Anerkennung findet selbst das Kreuzen der Klingen innerhalb der eigenen Reihen. Einst wollten sie das enge Nest verlassen und im weiteren Leben nach Erfüllung jagen, nun ist es einigen drinnen an der Wärme wohl so bequem geworden, dass sie nicht selten schmutzig über jene lästern, die draussen in der Kälte wirklich leiden. Nach dem Erringen der Gleichberechtigung sollte eigentlich eine post-feministische Überwindung der Geschlechterfrage folgen, doch die Freiheit nach der Gleichheit scheiterte an der Brüderlichkeit der Schwestern. Das einstmals kluge Wirken der Blaustrümpfe schlug in Neo-Feminismus um, über den sich aus weit besseren Gründen schimpfen liesse. Ohne mit den künstlichen Wimpern zu zucken, verkünden stolze Nicht-Emanzen neben einem Gummipuppenlippenbild, dass auch sexy Frauen klug sein können. Weil manche meinen, als Täterinnen die erreichte Emanzipierung beweisen zu können, lehnen sie die Opferrolle ab, tatsächlich Betroffenen werfen sie verbissen vor, der Sache der Frauen mit Absicht nicht zu dienen. Ein Glashaus aber wird auch dann nicht zum Gemäuer, wenn man die Existenz jeglicher Glasdecken ignoriert, nur die Scheiben werden blind.

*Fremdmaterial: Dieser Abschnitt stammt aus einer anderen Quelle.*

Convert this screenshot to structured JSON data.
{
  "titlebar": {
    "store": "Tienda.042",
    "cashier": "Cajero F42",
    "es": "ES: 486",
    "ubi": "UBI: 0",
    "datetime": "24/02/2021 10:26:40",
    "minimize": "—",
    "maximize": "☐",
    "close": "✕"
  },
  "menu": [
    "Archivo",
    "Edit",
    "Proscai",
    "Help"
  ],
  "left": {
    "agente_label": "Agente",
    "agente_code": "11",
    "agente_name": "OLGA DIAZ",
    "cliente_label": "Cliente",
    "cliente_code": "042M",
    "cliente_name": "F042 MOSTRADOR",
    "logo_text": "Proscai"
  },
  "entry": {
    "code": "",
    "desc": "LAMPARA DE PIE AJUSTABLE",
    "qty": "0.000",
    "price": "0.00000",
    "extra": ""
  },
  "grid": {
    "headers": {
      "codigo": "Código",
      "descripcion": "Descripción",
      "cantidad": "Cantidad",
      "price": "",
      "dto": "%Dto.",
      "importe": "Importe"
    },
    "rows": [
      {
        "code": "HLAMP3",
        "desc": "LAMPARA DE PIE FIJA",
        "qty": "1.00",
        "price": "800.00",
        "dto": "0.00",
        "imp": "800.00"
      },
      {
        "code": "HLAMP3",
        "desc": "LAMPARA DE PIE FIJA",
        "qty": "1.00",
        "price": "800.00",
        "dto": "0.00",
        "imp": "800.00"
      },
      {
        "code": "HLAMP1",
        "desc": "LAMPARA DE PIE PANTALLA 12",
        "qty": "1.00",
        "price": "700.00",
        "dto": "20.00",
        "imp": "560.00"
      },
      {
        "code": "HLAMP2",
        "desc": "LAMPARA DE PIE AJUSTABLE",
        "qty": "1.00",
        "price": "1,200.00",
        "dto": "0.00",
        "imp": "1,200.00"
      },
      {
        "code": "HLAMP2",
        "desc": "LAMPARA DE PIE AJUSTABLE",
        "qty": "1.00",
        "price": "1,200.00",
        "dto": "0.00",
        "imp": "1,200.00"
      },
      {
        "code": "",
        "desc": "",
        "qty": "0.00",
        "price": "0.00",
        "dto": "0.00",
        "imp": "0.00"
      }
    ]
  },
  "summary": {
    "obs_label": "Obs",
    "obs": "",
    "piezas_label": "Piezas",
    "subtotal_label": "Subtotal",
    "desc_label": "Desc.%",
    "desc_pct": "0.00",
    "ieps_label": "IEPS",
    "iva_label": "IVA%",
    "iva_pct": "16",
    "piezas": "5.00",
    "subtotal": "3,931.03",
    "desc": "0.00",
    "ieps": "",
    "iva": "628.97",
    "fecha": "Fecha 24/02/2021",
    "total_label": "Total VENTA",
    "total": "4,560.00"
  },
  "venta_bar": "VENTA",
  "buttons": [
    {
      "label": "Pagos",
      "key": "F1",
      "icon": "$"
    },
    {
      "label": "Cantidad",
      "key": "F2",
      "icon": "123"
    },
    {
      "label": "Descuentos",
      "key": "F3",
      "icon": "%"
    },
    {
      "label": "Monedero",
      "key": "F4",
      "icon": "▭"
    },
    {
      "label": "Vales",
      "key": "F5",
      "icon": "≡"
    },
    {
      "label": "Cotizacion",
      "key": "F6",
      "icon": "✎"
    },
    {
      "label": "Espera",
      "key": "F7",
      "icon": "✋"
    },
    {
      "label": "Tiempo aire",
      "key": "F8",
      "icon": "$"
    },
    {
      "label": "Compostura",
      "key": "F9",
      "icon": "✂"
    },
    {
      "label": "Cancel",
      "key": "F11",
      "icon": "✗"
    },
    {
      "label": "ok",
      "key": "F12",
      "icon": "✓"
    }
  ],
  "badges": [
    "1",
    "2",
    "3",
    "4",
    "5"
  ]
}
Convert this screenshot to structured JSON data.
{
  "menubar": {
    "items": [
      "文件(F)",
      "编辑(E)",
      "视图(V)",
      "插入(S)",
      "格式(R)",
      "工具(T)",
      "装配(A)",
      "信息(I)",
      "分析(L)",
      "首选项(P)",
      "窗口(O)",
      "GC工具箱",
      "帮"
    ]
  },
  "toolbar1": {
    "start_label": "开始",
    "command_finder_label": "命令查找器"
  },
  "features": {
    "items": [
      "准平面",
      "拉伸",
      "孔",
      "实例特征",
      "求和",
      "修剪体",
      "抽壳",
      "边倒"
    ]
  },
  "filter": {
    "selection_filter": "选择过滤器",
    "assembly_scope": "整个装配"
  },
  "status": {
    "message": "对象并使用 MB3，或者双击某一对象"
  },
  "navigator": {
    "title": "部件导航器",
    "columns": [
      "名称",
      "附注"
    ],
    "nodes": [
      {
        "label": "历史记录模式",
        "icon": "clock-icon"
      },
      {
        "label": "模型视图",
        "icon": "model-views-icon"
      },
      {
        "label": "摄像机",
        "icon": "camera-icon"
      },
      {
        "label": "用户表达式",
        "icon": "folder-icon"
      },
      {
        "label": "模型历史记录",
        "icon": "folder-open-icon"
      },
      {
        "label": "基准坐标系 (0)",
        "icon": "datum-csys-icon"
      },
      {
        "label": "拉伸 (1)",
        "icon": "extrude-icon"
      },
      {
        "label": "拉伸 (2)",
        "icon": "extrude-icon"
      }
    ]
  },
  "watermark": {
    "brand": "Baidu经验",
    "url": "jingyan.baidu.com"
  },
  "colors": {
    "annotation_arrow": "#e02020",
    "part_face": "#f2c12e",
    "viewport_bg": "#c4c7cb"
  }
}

Die letzte Schlacht im Kampf um Egalität ist letztlich nur zu gewinnen, wenn Frauen sich den Widrigkeiten der äusseren Welt mit allen Konsequenzen stellen. Doch statt auf der Zielgeraden durchzuhalten und auch dann noch solidarisch zu bleiben, wenn dies Gegenwind auf dem eigenen Pfad bedeutet, wechselt manche lieber elegant die Seite und profitiert vom Strom in umgekehrter Richtung. Resigniert im Kampf gegen die ständige Aberkennung ihrer Rechte, pervertiert sie die Kränkung in Stolz, nennt sich selbst Bitch und vertuscht damit ihre Kapitulation. Es ist wie mit dem Liberalismus, dessen konstruktiven Kern Populisten aus gutem Grund unterminieren, ebenso zersetzen die Neo-Feministinnen den einst thymotischen Feminismus, bis nur noch der überwunden geglaubte erotische übrig bleibt. Wer Macht hat, hängt daran. Indem man andere in Scheingefechte verwickelt, hält man sie vom Sägen am eigenen Stuhlbein ab. Vom Klassenkampf ist nur der Geschlechterkrieg geblieben, die Aufmerksamkeit liegt dank erfolgreicher Empörungsbewirtschaftung jenseits der wirklich drängenden Fragen und von sachlicher Vernunft ist die politische Debatte weit entfernt. Der Logos ist männlich, es sind am Ende dann auch Männer, die nach dem weibischen Gezänk schliesslich reflektiert und vernünftig das Wort ergreifen. Einmal mehr schweigen die grossen Stimmen, allen voran die weiblichen. Wo Worte Waffen sind, dient Pazifismus allzu oft als Feigenblatt.